Aos palanques não voltaria mais e certamente não saberia lidar com o novo meio de eletrizar as massas, a televisão. Talvez, por isso mesmo fosse tão nostálgico e pontuasse as conversas com as lembranças de quando se fez uma lenda em popularidade no seu Estado. Quando de uma entrevista a este narrador, então um jovem repórter, conversamos durante uma viagem de avião. Alegando falta de espaço na agenda cotidiana, o ministro me convidou para viajar com ele ao interior de São Paulo. Os ministros viajavam em “jatinhos”, com alimentação, conforto e a companhia do piloto, copiloto, um ou dois assessores e algum convidado.
Uma das manhas de repórter é deixar a fonte falar do que quer, por vezes, desabafos e até esclarecer que papel desempenhou em momentos cruciais da História, esta senhora que nem sempre poupa a reputação de seus protagonistas, especialmente em relação a posicionamentos polêmicos. No caso dele, optou por apoiar o movimento que derrubou João Goulart. Como setorista de educação e atuando já há mais de uma década do Golpe, minha tarefa ali era extrair informações atualizadas em relação aos campos da educação, cultura e política em geral.
Em ocasiões como a que descrevo, ouvi com prazer relatos de um homem já madurão e saudoso dos tempos em que era reconhecido como “um personagem do povo”, quantas vezes carregado pela multidão. Seus comícios eram frequentados por pessoas e grupos que se deslocavam até de outros Estados para ouvi-lo e aplaudi-lo. Como bom político carismático, sabia da importância de cativar as pessoas, mesmo quando de uma simples abordagem pessoal.
Ocupou-se, então, de me contar como se deu a saia justa que o levou a ter de fazer um comício para um único eleitor, mas que, para votar nele, pediu um discurso exclusivo. Algo equiparável a um fã de um grande astro da música popular demandar de seu ídolo uma apresentação privilegiada. Rememoro, como se fosse na voz do velho político, o que se deu:
– Terminado um comício [acho que foi em Paranavaí], abriram passagem entre a multidão, que já se dispersava, para que eu pudesse me retirar. Fui com alguns companheiros até um bar, para bebermos água mineral. O bar estava vazio, aliás, não de todo, havia um homem, visivelmente bêbado, que imediatamente me reconheceu e me acolheu com grande espalhafato. E ressaltou apreciar por demais a minha capacidade de orador. Afirmou que me ouvir falar num palanque era uma atração imperdível. Assegurou ter votado em mim em várias eleições, mas que para fazer isto novamente eu teria de fazer um discurso para ele:
– O doutor vai discursar para mim. Aí, eu voto de novo no doutor.
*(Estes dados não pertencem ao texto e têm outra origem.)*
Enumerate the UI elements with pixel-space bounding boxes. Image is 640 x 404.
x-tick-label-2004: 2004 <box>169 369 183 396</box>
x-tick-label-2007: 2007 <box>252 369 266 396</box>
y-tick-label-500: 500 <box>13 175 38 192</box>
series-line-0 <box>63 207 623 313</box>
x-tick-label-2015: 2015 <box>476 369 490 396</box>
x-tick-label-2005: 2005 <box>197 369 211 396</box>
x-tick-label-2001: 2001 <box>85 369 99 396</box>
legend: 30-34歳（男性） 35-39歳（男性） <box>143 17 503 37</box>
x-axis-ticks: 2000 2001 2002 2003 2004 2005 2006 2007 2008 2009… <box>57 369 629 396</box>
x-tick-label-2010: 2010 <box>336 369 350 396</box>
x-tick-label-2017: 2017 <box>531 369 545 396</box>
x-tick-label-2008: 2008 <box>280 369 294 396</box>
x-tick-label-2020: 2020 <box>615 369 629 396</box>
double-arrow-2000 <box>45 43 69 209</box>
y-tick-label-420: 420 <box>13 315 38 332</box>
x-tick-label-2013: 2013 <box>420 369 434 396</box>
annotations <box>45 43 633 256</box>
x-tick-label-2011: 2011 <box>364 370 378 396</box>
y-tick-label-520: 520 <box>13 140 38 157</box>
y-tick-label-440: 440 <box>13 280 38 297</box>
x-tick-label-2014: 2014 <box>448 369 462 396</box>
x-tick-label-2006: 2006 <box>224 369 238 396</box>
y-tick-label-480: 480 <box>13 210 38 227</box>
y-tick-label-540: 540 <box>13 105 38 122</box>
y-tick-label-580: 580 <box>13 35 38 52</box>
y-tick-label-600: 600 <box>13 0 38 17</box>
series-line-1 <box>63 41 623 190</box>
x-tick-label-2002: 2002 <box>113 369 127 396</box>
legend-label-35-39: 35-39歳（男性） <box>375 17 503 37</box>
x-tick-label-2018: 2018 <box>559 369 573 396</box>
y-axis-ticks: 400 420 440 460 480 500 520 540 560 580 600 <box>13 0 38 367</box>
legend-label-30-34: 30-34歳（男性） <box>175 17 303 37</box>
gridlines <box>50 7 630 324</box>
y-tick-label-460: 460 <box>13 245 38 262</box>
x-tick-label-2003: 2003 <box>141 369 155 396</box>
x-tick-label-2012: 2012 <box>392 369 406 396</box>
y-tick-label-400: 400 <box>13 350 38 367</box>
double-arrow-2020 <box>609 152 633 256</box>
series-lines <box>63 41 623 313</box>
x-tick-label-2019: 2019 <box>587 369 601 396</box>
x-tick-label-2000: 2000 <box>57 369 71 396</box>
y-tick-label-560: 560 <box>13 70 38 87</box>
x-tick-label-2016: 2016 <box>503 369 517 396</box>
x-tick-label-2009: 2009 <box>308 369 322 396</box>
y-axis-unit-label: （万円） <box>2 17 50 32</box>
Mas, o doutor vai ter de fazer um discurso para mim.
– Mas, de minha parte – disse o ministro –, eu também apresentei outra condição: ‘Está bem, eu faço um discurso para você, mas se você for capaz de dizer qual é o meu nome por completo’. Ao que ele respondeu, na bucha: Ney Aminthas de Barros Braga.
– Extenuado, suado, com sede e no extremo das cordas vocais, encontrei um fio de voz e fiz para aquele cidadão um comício individual, mas lhe dediquei a mesma pompa, o mesmo entusiasmo, o mesmo respeito e os mesmos compromissos de campanha. Ele me aplaudiu, de pé, ou melhor, quase. Cambaleava de embriaguez e de um certo delírio, repetindo sem parar: “O doutor discursou para mim!”.